January 2026
Hello Pilates People!
I hope that you have all had a peaceful holiday season filled with joy and reflection.
Oftentimes, the New Year is seen as a time for fresh starts and big goals. While this is not a bad thing, I prefer to use it as a chance to reflect on where I've been and where I am headed. For me, it is about going back to my intentions. Who do I want to be as a person, as a wife, as a mother, and as a Pilates teacher? Where do I want to be with my business and financially? How do I want to spend my free time? By leaning into my intentions, I'm able to act more thoughtfully and purposefully, making even the most challenging moments and decisions clearer. I show up more present, more enthusiastic, and I am able to share my brightest energy with those around me.
This month, I am excited to share the work of Megan White, a TPC grad, Pilates Teacher, and beautifully clever mind. In October, she presented her postgraduate research on what health meant to Joseph Pilates. I absolutely loved it. She created a 3-week (21-days builds a habit!) assessment allowing us to observe our personal health trends and build new habits. I am so excited to share this with all of you, as it is really a great way to prioritize your own health by being intentional. I can't wait to hear how you all incorporate this into your lives!
What Did Joe Pilates Say Health Is?
By Megan White
Joseph Pilates had strong and unapologetic views about health. Long before “wellness” became a popular concept, he was already questioning why so many people accepted poor health as normal. In his books, Return to Life Through Contrology and Your Health, Pilates outlined a philosophy that went far beyond exercise alone.
Although these books are often required reading in teacher training programs, they are frequently treated as boxes to check rather than texts to study deeply. When we slow down and truly engage with his writing, a clearer and more holistic definition of health emerges.
For Joe Pilates, health was not simply the absence of disease. He believed it was a natural state—something humans are meant to experience when the body and mind function in balance. Poor health, in his view, was largely the result of modern living: shallow breathing, lack of purposeful movement, disconnection from nature, limited sunlight, and weakened community ties.
Across his work, a consistent theme appears: true health depends on a sense of tensegrity, a dynamic balance between several foundational principles. These include breath, movement, the mind-body connection, nature, sunshine, and community. None of these elements stand alone; each supports and strengthens the others.
After months of researching these basic principles, I created a simple assessment tool to help people examine their everyday habits. Many of us believe we are consistently meeting these needs, but when we look more closely, we often realize we are not engaging with them nearly as often as we think—let alone daily.
The assessment is intentionally nonjudgmental. By recording habits honestly, it provides a clear reflection of current patterns. That reflection often leads to greater awareness, mindfulness, and insight. For many students, simply completing the assessment has helped establish a new habit of health—or at the very least, a deeper understanding of the importance of these six foundational ideas of holistic well-being.
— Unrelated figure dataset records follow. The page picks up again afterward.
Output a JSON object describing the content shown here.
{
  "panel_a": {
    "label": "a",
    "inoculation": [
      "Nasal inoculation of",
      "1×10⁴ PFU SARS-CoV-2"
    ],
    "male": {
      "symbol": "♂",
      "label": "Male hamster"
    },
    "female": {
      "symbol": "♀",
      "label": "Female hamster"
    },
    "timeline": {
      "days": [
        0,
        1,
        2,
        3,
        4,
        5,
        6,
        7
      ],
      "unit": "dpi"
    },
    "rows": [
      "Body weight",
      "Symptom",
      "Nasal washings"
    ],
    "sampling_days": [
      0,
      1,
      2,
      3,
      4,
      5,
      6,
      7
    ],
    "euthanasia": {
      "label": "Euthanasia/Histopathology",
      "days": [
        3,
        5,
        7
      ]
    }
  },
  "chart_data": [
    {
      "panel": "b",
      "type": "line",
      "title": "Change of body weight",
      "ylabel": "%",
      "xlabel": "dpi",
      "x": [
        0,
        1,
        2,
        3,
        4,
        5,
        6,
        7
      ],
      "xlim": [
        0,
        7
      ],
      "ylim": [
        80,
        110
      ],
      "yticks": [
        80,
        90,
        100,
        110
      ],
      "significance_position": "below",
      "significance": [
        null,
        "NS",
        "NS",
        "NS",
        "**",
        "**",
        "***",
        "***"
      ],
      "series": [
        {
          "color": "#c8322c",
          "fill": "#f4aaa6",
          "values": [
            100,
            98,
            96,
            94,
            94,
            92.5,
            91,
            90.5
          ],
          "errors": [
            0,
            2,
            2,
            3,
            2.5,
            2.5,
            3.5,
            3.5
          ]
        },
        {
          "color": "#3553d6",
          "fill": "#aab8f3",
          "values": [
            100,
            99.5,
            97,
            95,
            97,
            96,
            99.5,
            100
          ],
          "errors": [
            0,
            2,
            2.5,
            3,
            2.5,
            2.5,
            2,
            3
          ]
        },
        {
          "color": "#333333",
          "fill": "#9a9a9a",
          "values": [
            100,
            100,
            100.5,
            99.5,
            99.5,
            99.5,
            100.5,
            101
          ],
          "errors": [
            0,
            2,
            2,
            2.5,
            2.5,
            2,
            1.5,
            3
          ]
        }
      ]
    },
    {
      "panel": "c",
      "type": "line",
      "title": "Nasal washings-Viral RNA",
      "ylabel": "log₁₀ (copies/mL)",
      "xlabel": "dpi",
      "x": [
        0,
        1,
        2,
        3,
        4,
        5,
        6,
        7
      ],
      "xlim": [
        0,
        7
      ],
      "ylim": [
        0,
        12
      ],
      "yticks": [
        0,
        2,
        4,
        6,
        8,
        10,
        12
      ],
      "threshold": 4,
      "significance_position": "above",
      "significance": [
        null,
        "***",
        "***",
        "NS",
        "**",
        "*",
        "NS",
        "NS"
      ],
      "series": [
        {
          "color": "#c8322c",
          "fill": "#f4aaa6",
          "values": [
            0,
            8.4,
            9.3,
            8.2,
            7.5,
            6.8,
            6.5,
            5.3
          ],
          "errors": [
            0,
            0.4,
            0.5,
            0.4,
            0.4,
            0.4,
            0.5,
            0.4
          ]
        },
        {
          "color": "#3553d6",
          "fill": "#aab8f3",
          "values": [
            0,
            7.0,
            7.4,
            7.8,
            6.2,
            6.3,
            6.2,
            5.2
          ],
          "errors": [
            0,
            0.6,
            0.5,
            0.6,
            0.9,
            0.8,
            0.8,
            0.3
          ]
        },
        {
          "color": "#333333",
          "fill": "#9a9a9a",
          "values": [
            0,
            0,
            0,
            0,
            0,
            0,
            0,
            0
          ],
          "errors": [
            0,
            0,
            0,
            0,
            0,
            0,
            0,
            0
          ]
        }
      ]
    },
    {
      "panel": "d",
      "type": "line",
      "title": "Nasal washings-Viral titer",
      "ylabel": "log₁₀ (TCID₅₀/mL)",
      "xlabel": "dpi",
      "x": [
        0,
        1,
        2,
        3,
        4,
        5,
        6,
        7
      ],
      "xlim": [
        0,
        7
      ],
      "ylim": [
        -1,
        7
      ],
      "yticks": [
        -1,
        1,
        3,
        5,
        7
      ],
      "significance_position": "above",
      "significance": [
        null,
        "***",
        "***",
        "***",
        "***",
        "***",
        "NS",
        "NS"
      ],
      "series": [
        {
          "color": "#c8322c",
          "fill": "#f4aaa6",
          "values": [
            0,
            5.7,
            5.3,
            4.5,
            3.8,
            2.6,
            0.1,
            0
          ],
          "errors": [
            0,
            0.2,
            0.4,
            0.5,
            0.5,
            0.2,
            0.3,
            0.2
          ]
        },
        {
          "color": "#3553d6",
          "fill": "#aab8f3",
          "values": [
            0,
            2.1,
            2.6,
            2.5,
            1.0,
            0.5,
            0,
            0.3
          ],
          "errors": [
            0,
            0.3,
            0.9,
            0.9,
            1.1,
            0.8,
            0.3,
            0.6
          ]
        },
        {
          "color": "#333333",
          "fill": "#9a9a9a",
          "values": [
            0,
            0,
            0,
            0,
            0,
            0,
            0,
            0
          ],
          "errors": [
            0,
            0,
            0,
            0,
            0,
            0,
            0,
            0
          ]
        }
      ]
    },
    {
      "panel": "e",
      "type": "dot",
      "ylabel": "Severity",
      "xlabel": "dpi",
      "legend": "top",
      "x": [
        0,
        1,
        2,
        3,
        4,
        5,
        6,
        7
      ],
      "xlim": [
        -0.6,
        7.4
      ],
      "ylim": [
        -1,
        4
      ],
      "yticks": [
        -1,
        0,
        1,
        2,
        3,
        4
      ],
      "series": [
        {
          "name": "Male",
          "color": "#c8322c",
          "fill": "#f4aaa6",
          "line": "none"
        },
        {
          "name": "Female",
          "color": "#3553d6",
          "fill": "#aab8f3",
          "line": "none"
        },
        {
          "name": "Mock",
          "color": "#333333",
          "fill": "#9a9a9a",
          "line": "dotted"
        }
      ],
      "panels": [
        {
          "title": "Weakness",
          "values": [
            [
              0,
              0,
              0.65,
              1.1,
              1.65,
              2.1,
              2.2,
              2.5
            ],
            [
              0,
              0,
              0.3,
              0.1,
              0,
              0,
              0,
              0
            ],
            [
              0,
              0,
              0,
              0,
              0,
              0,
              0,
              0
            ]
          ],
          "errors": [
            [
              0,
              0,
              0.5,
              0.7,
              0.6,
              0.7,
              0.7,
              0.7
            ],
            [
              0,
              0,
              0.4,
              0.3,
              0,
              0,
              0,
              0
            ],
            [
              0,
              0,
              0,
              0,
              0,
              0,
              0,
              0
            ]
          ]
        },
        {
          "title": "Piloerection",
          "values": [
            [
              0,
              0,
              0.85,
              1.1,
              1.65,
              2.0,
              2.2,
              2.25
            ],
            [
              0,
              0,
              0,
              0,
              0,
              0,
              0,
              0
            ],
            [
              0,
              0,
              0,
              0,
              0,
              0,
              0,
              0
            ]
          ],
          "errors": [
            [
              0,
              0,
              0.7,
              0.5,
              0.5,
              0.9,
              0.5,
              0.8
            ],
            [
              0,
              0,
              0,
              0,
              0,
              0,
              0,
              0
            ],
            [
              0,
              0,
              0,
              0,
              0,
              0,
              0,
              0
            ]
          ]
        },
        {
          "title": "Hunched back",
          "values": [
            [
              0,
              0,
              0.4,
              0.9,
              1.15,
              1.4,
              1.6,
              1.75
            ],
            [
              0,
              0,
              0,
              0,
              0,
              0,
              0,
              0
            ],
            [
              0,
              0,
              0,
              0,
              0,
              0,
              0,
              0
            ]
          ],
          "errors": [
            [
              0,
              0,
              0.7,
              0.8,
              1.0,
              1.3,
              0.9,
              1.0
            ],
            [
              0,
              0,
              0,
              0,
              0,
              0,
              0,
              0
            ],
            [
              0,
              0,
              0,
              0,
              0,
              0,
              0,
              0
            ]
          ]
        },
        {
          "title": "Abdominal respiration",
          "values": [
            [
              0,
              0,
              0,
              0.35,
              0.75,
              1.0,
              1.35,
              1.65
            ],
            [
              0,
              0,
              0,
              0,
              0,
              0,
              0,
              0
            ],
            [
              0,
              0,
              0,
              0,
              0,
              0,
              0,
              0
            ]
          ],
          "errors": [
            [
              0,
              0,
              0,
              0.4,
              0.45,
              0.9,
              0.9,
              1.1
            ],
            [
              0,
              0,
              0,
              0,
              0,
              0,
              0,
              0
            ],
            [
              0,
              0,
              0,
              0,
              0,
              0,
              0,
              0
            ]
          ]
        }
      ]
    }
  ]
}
As a Pilates teacher, viewing Pilates as more than just exercise continues to shape the way I teach. When Contrology is understood as a holistic system rather than a series of movements, it naturally supports many of these basic needs for health: breath, movement, focus, and integration. With a small shift in awareness—such as being mindful of our environment, sunlight, or sense of connection—we can “stack the method.”
By stacking the method, we meet multiple principles of health at once, with less effort and greater efficiency. In this way, Pilates becomes more than something we do for an hour—it becomes a framework for living well, exactly as Joseph Pilates intended.
To contact Megan to host a workshop or learn more, find her on instagram.com/thecontrologymethod
Download Printable PDF's HERE!
To begin, print Assessment and Worksheets.
Using the first bullseye on the Assessment sheet, place dots within each health category reflecting your current daily habits.
Draw a line connecting each dot to show your health web.
For the next 3 weeks, fill in the boxes of the worksheet.
Try using different colors to fill in the boxes: one for fully completing, one for not completing, and one for partially completing.
Each week notice where you're excelling and where you have room for improvement.
Upon completing the 3rd week, go back to the second bullseye on the Assessment page.
Take time to reflect upon any changes that have occurred and areas where you have improved.
Consider restarting, continuing to reinforce new habits.
Encourage family or friends to join you for the second round, cheering each other and creating new habit stacks together. Share it within your workplace, a friendly challenge for the whole staff. Perhaps a lunchtime walk will lead to a greater team atmosphere, enhanced creativity, and more productivity!